Since I’ve previously written about David Kelley of IDEO, I suppose it’s only fair that I dedicate a post to his brother and fellow IDEO legend Tom Kelley. But whereas I shared David Kelley’s insights into how design thinking is changing the way business operates, it’s one of Tom Kelley’s ideas about innovation that I want to promote in this post. Kelley was recently interviewed at IdeaConnection, and I recommend you give the entire interview a good reading. But Kelley’s mention of “trigger points” captured my attention, and got me thinking about how this ideas can apply to our libraries.
The idea behind the trigger point is pretty simple. According to Kelley it is:
the one or two essential elements in a product that are important to your customers. Sometimes you gain a competitive edge by fixing a problem or designing a great customer experience around those trigger points. If you make everything about your product or service continuously better and add more features, you may end up with a product or service that customers can’t afford and don’t understand.
So the trigger point is the one thing, or maybe two things, that really makes the difference for the potential library users – or as Kelley puts it – the offering that gets the person past whatever threshold was keeping them from using the service. What might that threshold be for the typical library, and how do we make this trigger point easier to navigate or how might we build a better experience around it?

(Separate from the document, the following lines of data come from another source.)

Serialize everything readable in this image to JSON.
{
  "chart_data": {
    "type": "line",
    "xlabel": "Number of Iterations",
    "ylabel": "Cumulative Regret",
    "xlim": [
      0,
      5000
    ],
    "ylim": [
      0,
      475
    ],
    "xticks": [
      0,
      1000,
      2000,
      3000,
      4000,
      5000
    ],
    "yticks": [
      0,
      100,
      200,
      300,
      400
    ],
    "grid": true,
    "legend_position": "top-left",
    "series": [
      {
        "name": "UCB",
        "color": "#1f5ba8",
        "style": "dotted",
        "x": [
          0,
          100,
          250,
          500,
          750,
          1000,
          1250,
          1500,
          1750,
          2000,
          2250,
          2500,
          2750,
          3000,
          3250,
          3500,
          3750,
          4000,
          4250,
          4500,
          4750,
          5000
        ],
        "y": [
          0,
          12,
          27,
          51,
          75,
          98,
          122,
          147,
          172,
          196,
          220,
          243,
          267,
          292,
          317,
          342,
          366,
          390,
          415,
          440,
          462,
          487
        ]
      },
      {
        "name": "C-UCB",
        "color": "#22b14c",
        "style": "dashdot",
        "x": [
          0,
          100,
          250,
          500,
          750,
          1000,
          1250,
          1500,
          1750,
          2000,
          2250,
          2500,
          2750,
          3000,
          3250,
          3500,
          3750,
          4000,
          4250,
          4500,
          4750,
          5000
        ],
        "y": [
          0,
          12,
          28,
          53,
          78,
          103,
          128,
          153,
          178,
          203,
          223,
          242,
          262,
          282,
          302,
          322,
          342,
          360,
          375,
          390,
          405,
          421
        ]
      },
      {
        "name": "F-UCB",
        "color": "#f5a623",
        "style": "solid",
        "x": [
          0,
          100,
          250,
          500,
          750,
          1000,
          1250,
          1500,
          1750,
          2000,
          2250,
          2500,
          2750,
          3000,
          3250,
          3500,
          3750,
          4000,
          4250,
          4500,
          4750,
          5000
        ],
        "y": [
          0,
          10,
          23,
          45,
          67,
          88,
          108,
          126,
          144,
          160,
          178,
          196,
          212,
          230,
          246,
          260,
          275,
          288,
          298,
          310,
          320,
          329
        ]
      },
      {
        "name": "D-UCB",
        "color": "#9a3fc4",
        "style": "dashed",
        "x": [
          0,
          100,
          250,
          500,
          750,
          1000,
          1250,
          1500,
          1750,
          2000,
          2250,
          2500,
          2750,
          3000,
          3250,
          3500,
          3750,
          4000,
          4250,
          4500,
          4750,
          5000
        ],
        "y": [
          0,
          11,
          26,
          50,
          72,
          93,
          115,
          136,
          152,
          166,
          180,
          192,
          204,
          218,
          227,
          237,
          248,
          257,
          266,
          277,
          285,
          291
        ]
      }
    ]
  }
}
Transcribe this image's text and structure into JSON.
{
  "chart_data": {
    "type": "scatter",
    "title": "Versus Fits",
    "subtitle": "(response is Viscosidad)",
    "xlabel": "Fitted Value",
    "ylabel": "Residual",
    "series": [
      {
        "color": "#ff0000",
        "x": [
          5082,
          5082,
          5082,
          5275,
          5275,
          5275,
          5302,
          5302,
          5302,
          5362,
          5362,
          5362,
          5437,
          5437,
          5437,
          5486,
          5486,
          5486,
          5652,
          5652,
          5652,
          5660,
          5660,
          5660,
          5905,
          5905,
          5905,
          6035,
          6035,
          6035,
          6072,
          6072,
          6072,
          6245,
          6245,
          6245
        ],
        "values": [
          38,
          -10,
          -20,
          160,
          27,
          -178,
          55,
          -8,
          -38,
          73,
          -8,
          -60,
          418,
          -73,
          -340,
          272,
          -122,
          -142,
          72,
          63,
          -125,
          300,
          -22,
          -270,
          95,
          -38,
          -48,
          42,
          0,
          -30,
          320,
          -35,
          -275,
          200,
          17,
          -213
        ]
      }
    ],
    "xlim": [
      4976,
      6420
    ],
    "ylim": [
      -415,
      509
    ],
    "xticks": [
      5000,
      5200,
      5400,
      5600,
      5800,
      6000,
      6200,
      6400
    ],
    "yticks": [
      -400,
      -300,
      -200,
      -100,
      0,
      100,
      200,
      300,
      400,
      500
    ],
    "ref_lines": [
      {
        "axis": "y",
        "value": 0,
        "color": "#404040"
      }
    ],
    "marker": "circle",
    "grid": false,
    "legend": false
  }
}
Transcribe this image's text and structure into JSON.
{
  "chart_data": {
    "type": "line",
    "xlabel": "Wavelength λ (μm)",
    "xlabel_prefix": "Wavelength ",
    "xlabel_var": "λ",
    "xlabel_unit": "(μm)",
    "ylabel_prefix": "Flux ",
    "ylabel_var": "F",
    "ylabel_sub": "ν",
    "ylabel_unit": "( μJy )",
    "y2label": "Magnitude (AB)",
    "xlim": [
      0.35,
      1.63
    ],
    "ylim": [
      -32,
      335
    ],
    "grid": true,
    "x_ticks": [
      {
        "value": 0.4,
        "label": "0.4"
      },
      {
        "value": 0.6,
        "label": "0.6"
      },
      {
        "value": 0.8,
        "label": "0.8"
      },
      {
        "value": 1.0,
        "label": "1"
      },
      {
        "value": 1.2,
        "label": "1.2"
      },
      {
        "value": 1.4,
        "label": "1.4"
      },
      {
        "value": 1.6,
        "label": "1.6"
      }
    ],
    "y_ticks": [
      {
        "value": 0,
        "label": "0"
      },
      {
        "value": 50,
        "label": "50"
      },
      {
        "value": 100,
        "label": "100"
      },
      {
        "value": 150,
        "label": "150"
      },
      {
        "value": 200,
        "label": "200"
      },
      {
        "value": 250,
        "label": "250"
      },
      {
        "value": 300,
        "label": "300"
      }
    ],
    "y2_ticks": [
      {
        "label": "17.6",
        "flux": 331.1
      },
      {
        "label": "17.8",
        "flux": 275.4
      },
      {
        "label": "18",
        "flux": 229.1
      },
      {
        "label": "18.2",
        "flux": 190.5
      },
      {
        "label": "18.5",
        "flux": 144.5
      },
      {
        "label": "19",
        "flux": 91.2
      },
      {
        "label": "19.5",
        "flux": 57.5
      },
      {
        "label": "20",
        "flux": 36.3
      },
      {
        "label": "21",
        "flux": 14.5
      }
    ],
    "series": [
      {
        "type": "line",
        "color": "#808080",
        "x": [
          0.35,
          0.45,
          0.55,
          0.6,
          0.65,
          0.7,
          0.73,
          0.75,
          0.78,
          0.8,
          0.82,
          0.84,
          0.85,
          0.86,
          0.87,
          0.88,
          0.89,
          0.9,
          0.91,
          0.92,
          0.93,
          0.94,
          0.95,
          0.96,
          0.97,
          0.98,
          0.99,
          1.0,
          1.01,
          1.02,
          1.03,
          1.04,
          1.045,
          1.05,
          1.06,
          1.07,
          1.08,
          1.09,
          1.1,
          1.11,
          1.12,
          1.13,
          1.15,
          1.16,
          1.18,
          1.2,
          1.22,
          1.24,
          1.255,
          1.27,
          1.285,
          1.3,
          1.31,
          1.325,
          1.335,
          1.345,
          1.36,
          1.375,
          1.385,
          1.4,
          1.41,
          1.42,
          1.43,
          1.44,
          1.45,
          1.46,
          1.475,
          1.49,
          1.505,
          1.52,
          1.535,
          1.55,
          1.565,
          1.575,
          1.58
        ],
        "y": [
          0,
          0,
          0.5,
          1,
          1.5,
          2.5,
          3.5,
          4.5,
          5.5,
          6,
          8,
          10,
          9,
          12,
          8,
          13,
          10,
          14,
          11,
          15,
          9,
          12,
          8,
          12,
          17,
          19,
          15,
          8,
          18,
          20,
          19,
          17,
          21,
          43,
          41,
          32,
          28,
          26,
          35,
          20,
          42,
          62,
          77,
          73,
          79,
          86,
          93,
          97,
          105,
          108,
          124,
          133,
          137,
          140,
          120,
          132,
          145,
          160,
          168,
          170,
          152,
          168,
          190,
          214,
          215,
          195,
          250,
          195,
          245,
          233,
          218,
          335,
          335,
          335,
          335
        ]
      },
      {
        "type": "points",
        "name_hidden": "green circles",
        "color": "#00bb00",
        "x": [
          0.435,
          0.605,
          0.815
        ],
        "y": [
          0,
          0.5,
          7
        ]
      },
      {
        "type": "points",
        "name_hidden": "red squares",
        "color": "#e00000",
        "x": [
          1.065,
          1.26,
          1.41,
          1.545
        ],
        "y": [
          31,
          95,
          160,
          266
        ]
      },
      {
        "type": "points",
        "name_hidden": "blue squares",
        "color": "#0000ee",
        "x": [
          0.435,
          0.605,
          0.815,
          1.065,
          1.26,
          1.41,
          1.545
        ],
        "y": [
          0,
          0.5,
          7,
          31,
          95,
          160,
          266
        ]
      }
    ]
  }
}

It might not be the same for each library. In my own library a trigger point would be the web site and the access it provides to electronic resources. Our 2009 LibQual survey results clearly indicated that for our faculty and students it is highly important to easily find and connect to those resources. If we can do only one thing to create a better experience and loyal customer it would mean a better web site that allows for easier navigation and location of resources. On the other hand, it only tells us what it is important to the user, not the obvious solution. It may be that the solution isn’t a better website in terms of finding and connecting to e-resources. The solution may be creating simpler and more convenient paths to the e-resources from wherever the end user is most likely to begin their navigation path. So we also need to do a better job of learning and understanding how our users want to find and connect to the e-resources they need. It may be we need to better integrate the paths to the e-resources into course management systems or social networks.
And although some might suggest the library building itself is no longer that important, we are learning that our faculty and graduate students currently avoid our building because it is an unpleasant experience for them. They find the undergraduates too noisy. They want dedicated study and research space that better serves their needs and the way they work. For these community members the building and its available study space is clearly another trigger point. We need to create improvements that will get the faculty and graduate students past the threshold that presently serves as a barrier to their coming to and using the library facility.
Thinking more about library trigger points strikes me as one good way to begin a process of understanding the library experience beyond just fixing a series of things that are broken. Yes, it is important to fix what is broken, but no combination of small fixes is likely to tackle the challenge of identifying the one or two trigger points and developing appropriate solutions that will turn a non-user into a library user.